First came word that the FBI was investigating the theft of nearly $1 million in gate receipts collected at a festival surrounding the recent homosexual Millennium March on Washington.

Now come accusations by National Gay Lobby Executive Director Michael Romanello that the Human Rights Campaign, the country's largest homosexual political organization, reserved a room at the Mayflower Hotel used as a drug distribution center.

Room 223, suggests Mr. Romanello.

Mr. Romanello says information that "hard drugs" were sold out of the hotel room comes from three different sources, one being "an individual I have known for 19 years, a person with an international reputation, and an individual whom I know to be truthful and reliable."

In the light of the accusations, the head of the National Gay Lobby issued a news release this week calling on the HRC to launch an internal investigation.

Reached Thursday, HRC Communications Director David Smith said Mr. Romanello, for whatever personal or professional reasons, is spreading lies.

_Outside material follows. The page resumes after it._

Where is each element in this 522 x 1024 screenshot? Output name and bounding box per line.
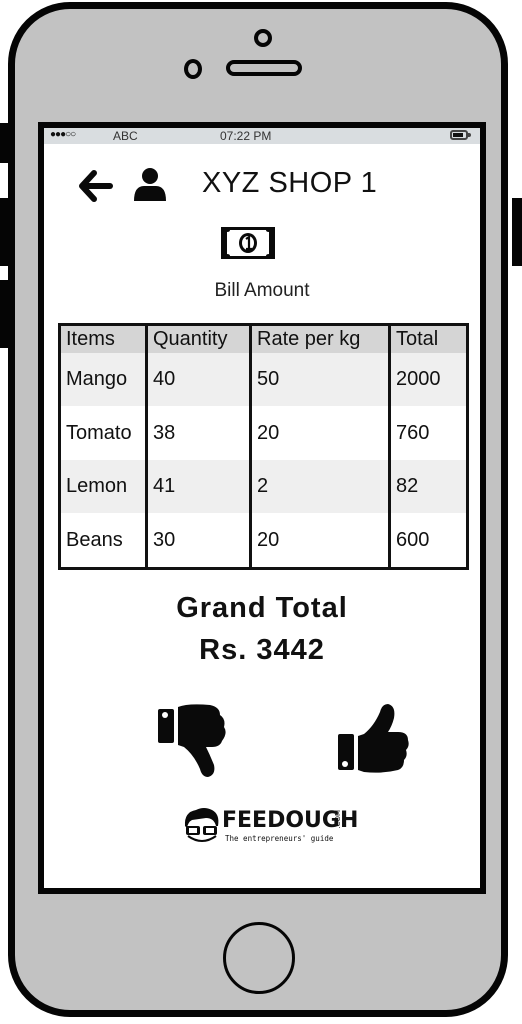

"This guy's a lunatic," Mr. Smith says. "It's not true, it's nonsense, it's the most ludicrous thing I've ever read."

He says he even telephoned Mr. Romanello and called him "a liar."

Mr. Romanello told us Thursday that his "only intention was to warn [the HRC] of a potentially embarrassing situation not to embarrass them, but to make the community aware of the facts."

Tens of thousands of homosexuals showed up for the annual festival and march, which featured a "marriage" ceremony in which 1,000 same-sex couples exchanged vows of commitment in front of the Lincoln Memorial.

Other highlights were the "Queer Moon Ball" and receiving greetings from President Clinton and Vice President Al Gore.

Strange bed

What's happening to Washington when Clinton friend, fund-raiser and loyal adviser Terry McAuliffe joins former Christian Coalition Executive Director Ralph Reed as the newest advisers to www.SpeakOut.com, a political activism Web site?

These two opposites this week join a bipartisan political advisory board headed by former Democrat Rep. Tom Downey, former Republican National Committee Chairman Rich Bond, former Reagan aide Michael K. Deaver, former Gore adviser Carter Eskew, and former Clinton White House counsel Jack Quinn.


"We are glad that the transportation situation in D.C. allowed you to finally get here."

D.C. Bar Association President Jack Olender, introducing a present, but tardy Transportation Secretary Rodney Slater at the National Press Club this week. Motorists in the nation's capital have been beleaguered of late by utility construction on city streets.